English professor Philip Smith protested that the CAS curriculum review committee presented no intellectual arguments for eliminating the required third course in the natural sciences. Rather, he said, the committee seemed to base its recommendation on survey results indicating that students and faculty didn't see much value in the courses.

Smith objected to basing the curriculum on a "consumer ethic" of allowing students to decide which courses they should be required to take.

"I think it is our responsibility [as faculty] to say what they should have," Smith said.

The CAS Council on March 13 endorsed the curriculum review committee's report, although some council members did express concerns about reducing the natural science requirement.

The committee now will consider comments from last week's Faculty of Arts and Sciences meeting, and arts and sciences Dean N. John Cooper will solicit position papers from individuals and groups of faculty who want to comment in detail.
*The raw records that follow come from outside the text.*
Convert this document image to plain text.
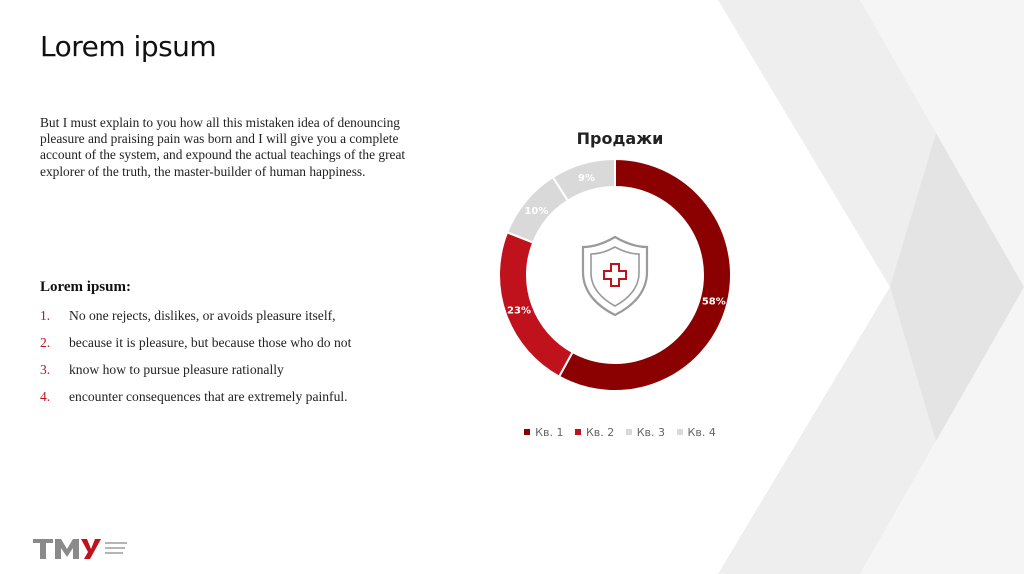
Lorem ipsum
But I must explain to you how all this mistaken idea of denouncing pleasure and praising pain was born and I will give you a complete account of the system, and expound the actual teachings of the great explorer of the truth, the master-builder of human happiness.
Lorem ipsum:
1.	No one rejects, dislikes, or avoids pleasure itself,
2.	because it is pleasure, but because those who do not
3.	know how to pursue pleasure rationally
4.	encounter consequences that are extremely painful.
Продажи
58%
23%
10%
9%
Кв. 1
Кв. 2
Кв. 3
Кв. 4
Cooper said position papers, and any curriculum review committee responses, will be posted this summer on the arts and sciences web site: www.fcas.pitt.edu Faculty will have another chance to discuss curriculum changes at the fall Faculty of Arts and Sciences meeting, Cooper said.

The dean expressed disappointment that fewer than 80 faculty (out of 500-plus full-time arts and sciences faculty) attended the meeting in 1K56 Posvar Hall. Cooper said that, given the importance of the CAS curriculum and the strong opinions professors have expressed about it, he had considered scheduling the meeting in the 600-seat Bellefield Hall auditorium.

A professor pointed out that "a few other things were going on" last week. Final exams, for example.

"There are always 'other things going on,'" Cooper said.